Repository files navigation

🚀 AutoEIT: Meaning-Based Scoring of Sentence Transcriptions

📌 Overview

This project implements an automated evaluation system for elicited imitation (EIT) task responses, scoring learner transcriptions against prompt sentences using a meaning-based rubric.

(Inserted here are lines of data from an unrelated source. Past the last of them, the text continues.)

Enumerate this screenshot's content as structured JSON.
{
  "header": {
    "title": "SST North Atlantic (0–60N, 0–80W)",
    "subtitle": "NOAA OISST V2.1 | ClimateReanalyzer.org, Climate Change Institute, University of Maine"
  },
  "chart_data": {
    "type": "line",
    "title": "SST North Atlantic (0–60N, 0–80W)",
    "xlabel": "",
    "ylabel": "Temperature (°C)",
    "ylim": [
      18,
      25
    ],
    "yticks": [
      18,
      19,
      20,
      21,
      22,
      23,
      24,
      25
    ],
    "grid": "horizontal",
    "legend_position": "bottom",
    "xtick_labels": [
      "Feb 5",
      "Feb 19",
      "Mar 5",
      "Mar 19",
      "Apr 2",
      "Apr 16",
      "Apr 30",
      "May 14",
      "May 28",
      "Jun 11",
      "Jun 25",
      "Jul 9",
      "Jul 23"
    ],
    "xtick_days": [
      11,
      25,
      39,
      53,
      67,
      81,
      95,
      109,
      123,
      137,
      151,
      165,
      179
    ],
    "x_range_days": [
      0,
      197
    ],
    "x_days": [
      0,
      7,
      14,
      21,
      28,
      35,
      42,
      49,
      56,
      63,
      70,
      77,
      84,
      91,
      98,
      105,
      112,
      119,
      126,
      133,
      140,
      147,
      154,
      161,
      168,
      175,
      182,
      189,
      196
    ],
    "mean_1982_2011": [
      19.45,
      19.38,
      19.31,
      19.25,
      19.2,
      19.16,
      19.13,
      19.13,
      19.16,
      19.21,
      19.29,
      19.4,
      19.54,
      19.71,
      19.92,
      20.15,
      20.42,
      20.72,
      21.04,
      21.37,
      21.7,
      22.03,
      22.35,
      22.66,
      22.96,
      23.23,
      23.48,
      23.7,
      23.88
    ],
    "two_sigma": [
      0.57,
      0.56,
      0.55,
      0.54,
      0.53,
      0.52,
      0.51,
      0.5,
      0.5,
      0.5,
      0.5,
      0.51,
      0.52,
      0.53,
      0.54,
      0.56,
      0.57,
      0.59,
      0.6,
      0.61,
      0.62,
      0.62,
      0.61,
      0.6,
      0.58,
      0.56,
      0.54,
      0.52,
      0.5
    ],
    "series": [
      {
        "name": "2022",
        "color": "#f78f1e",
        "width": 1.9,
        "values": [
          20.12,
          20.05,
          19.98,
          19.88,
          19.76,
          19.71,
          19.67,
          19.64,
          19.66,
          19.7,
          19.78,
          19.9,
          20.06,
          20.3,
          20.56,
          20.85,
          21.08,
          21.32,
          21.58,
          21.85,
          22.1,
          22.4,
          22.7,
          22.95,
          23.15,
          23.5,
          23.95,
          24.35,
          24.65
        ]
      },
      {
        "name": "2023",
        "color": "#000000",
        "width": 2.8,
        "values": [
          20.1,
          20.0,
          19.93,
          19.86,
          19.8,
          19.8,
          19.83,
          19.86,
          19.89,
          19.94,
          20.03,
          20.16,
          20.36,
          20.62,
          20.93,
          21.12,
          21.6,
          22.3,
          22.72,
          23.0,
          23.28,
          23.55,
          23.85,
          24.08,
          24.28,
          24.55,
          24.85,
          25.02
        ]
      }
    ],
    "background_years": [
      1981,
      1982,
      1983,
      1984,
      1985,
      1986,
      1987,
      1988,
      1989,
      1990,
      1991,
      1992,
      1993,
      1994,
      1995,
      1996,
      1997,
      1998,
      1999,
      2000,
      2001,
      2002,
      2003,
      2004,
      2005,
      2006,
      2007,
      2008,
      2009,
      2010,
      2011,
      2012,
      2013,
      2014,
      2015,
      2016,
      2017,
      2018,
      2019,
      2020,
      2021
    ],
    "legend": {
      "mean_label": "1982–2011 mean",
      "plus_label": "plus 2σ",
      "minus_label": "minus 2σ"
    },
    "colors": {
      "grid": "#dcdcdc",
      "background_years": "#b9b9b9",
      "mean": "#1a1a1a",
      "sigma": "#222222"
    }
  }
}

The system focuses on semantic understanding rather than exact matching, combining SBERT embeddings, feature engineering, and a neural network for robust scoring.


🎯 Key Features

  • Semantic similarity using Sentence-BERT (SBERT)
  • Hybrid feature engineering (semantic + lexical + structural)
  • Feature interaction modeling (absolute difference, element-wise product)
  • Attention-based neural network for scoring
  • Class imbalance handling (oversampling + weighted loss)
  • Reproducible pipeline with structured outputs

🧠 Methodology

1. Sentence Representation

  • Used SBERT (all-MiniLM-L6-v2)
  • Generated 384-dimensional embeddings for:
    • Prompt sentences
    • Learner transcriptions

2. Feature Engineering

Embedding-Based Features

  • Prompt embeddings
  • Learner embeddings
  • Absolute difference
  • Element-wise product

Linguistic Features

  • Cosine similarity
  • Edit distance (Levenshtein)
  • Word overlap ratio
  • Length difference

3. Feature Fusion

All features are combined into a 1540-dimensional vector: [384 + 384 + 384 + 384 + 4] = 1540


4. Model Architecture

Custom PyTorch model (EITScorer):

  • Fully connected layers: 1540 → 512 → 256
  • Batch Normalization
  • Attention mechanism
  • Dropout (0.3)
  • Output: 5 classes (scores 0–4)

5. Handling Class Imbalance

  • Stratified train-test split
  • Oversampling minority classes
  • Class-weighted loss function

📊 Evaluation Strategy

  • Consistency checks across similar errors
  • Manual validation for semantic correctness
  • Edge case testing (paraphrases, incomplete responses)
  • Feature ablation insights

📂 Project Structure

AutoEIT/ ├── python.ipynb ├── Soumya_TestResults.csv ├── Soumya_TestResults.pdf ├── auto_eit_clean_dataset.csv ├── README.md


⚙️ Tech Stack

  • Python
  • PyTorch
  • Sentence-Transformers (SBERT)
  • Scikit-learn
  • RapidFuzz
  • Pandas / NumPy

▶️ How to Run

pip install -r requirements.txt

jupyter notebook


🚧 Challenges

  • Capturing meaning beyond surface-level matching
  • Handling class imbalance in scoring labels
  • Designing robust multi-feature representations
  • Preventing overfitting

🌱 Future Work

  • Fine-tune SBERT on domain-specific data
  • Add explainable scoring (feature importance)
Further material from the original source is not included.